3. Tolok Ukur Pengelolaan
Pergudangan
- Rasio biaya pergudangan dan biaya logistik; menunjukkan efisiensi pengelolaan
gudang dan dapat dibandingkan dengan perusahaan lain
- Rasio penggunaan luas/volume gudang dan kapasitas gudang; Rasio yang
paling ideal adalah yang mendekati 100% karena hampir seluruh kapasitas
gudang dimanfaatkan.
- Biaya pengelolaan pergudangan per m3 ruangan; menunjukkan efisiensi
pengelolaan gudang milik sendiri yang dapat dibandingkan dengan biaya
penyewaan gudang di luar untuk mengetahui tingkat efisiensi pengelolaan
gudang sendiri
- Tolok Ukur Manajemen Angkutan
1. Rasio biaya angkutan dengan harga barang yang diangkut; dapat
dibandingkan dari tahun ke tahun dan juga dati berbagai cara, misalnya
diserahkan kepada penjual atau diurus angkutannya sendiri secara kontrak dengan
forwarding agent.
2. Rasio penggunaan armada angkutan dan kapasitaqs seluruh armada angkutan;
menunjukkan tingkat utilisasi dan efisiensi penggunaan armada angkutan. Makin
tinggi rasio ini berarti makin tinggi efisiensi pemanfaatan armada angkutan dan
demikian pula sebaliknya.
3. Biaya pemeliharaan alat angkut; dapat dibandingkan dari tahun ke tahun
untuk menunjukkan kemajuan atau kemunduruan dalam efisiensi dan dapat pula
dibandingkan dengan perusahaan sejenis.
4. Biays operasi alat angkut; dapat dibandingkan secara horizontal maupun
vertical untuk melihat efisiensi perusahaan.

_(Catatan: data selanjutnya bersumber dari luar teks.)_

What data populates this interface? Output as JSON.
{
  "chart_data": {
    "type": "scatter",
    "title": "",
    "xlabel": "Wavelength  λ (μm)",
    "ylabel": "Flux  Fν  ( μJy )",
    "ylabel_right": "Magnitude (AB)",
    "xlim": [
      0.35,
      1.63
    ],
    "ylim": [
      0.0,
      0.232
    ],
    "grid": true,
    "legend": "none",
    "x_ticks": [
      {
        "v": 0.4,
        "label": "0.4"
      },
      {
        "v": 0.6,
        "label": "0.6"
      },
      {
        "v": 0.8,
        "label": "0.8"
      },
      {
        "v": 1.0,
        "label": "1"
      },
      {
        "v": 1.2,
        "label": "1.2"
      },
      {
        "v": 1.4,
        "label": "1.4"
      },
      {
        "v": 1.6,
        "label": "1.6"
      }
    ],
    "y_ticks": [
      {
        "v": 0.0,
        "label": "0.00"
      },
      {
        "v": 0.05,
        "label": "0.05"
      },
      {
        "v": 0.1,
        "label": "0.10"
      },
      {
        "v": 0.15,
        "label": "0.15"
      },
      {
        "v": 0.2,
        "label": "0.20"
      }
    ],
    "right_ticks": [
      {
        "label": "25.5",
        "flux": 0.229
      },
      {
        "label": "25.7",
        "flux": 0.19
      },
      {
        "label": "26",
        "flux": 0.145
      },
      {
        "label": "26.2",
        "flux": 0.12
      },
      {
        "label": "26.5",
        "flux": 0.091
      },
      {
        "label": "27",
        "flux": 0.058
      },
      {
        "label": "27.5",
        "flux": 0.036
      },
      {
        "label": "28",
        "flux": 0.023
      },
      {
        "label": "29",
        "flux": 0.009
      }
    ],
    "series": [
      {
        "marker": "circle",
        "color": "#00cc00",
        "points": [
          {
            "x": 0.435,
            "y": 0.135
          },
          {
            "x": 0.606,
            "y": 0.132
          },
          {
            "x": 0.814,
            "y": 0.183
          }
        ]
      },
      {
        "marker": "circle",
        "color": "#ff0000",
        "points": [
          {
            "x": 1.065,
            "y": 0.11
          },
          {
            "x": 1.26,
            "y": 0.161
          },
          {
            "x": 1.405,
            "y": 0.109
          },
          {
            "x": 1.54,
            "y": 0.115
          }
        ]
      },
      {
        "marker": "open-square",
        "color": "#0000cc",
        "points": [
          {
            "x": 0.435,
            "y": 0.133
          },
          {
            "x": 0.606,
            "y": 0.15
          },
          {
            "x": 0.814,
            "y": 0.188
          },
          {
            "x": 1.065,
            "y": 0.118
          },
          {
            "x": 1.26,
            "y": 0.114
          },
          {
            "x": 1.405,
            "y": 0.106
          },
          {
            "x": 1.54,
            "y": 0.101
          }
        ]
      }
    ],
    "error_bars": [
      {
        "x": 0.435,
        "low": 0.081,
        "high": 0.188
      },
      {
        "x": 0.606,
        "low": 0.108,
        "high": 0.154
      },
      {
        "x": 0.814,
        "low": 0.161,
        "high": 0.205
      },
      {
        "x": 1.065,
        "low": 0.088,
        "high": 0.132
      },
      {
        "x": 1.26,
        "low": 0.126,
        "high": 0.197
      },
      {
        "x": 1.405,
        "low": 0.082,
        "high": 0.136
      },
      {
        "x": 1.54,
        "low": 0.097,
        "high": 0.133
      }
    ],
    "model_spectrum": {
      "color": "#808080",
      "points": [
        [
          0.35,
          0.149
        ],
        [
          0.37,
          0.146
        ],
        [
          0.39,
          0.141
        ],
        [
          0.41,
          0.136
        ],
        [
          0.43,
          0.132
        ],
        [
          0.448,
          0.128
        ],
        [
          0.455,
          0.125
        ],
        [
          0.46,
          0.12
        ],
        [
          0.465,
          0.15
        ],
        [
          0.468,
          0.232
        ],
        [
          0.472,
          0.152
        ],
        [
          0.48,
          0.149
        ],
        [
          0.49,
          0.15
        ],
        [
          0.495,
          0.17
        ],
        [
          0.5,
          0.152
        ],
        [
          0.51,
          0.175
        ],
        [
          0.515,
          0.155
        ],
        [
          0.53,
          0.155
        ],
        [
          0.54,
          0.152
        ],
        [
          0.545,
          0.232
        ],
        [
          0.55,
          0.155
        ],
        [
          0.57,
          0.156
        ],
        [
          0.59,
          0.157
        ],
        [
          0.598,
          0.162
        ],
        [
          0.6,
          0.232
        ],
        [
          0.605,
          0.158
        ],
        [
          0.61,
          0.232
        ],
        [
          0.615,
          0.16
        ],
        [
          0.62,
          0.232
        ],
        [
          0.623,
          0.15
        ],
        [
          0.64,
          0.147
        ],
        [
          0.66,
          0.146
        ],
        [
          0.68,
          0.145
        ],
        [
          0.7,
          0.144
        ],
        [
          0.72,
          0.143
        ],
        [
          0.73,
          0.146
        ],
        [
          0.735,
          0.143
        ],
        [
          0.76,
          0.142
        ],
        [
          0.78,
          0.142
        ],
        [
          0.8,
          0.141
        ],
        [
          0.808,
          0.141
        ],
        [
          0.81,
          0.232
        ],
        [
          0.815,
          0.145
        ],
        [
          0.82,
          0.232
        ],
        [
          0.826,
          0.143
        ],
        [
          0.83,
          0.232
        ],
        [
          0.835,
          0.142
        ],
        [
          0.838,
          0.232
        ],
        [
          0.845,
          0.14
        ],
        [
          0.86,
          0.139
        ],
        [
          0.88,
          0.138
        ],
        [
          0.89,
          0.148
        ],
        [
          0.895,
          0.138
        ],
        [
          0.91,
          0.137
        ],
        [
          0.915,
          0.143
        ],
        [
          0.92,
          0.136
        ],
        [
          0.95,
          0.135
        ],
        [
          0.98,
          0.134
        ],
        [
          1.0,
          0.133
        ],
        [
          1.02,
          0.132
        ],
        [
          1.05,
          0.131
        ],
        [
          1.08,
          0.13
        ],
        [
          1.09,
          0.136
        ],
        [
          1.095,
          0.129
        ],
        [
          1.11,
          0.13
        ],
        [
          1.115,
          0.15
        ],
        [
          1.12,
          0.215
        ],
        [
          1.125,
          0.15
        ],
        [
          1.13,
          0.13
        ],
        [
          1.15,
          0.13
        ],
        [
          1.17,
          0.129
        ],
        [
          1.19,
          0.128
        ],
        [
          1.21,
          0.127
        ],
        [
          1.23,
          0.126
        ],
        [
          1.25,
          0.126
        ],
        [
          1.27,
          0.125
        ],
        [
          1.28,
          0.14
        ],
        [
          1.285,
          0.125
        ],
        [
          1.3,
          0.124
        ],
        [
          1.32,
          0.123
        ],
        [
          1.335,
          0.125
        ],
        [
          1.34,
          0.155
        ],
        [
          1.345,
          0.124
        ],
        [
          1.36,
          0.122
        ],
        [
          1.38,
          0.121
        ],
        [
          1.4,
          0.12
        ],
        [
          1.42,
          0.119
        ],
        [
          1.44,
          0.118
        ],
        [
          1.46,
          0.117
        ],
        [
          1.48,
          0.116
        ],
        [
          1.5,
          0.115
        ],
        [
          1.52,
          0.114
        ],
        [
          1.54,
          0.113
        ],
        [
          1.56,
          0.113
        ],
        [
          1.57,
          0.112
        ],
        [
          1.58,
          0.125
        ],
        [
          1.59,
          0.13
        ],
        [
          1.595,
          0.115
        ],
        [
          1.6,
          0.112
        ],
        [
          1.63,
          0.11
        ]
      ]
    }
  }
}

5. Biaya angkut barang per kilometer
per kg atau m3; untuk membandingkan apakah akan menggunakan angkutan
sendiri atau menggunakan angkutan perusahaan lain. Data ini dapat juga
dbandingkan dari tahun ke tahun untuk mengetahui apakah ada perubahan dalam
efisiensi.
RASIO PERPUTARAN PERSEDIAAN
• Tolok ukur efisiensi yang utama adalah rasio perputaran persediaan / Turn
Over Ratio (TOR). TOR adalah rasio antara pengeluaran / penggunaan / penjualan
dan persediaan. Makin tinggi TOR berarti makin cepart perputaran persediaan
yang berarti pula pemanfaatan investasi makin tinggi atau makin efisien. Makin
rendah TOR berarti perputaran modal atau investasi makin lambat dan makin tidak
efisien.
Contoh:
• Nilai persediaan akhir tahun 2001 USD
250.000
• Nilai pemakaian barang selama 2001 USD
200.000
TOR
(akhir 2001) = Nilai pemakaian
selama 2001 ($)
Nilai persediaan akhir 2001 ($)
= US$ 200.000
US$ 250.000
= 0.80 kali
•
Apabila TOR pada akhir tahun 2002 mencapai 0,75 kali,
berarti pengelolaan persediaan tahun 2001 lebih efisien daripada pengelolaan
persediaan tahun 2002.
•
Dengan demikian dapat disimpulkan TOR terendah adalah
0 (berarti tidak pernah ada pemakaian selama kurun waktu 1 tahun) dan TOR
tertinggi adalah “tidak terhingga” yang berarti tidak ada (tidak diperlukan)
persediaan sama sekali. Artinya, atau barang begitu datang langsung dipakai
sehingga tidak sempat menumpuk di gudang. Contoh nilai TOR yang mendekati tak
terhingga ialaha pelaksanaan pengelolaan persediaan tepat waktu yang didukung
dengna pelaksanaan pembelian tepat waktu yang berlakuk secara penuh.
•
Perhitungan nilai persediaan dapat atas dasar nilai
suatu waktu tertentu, tetapi dapat juga sebagai nilai rata-rata persediaan dalam tahun tertentu.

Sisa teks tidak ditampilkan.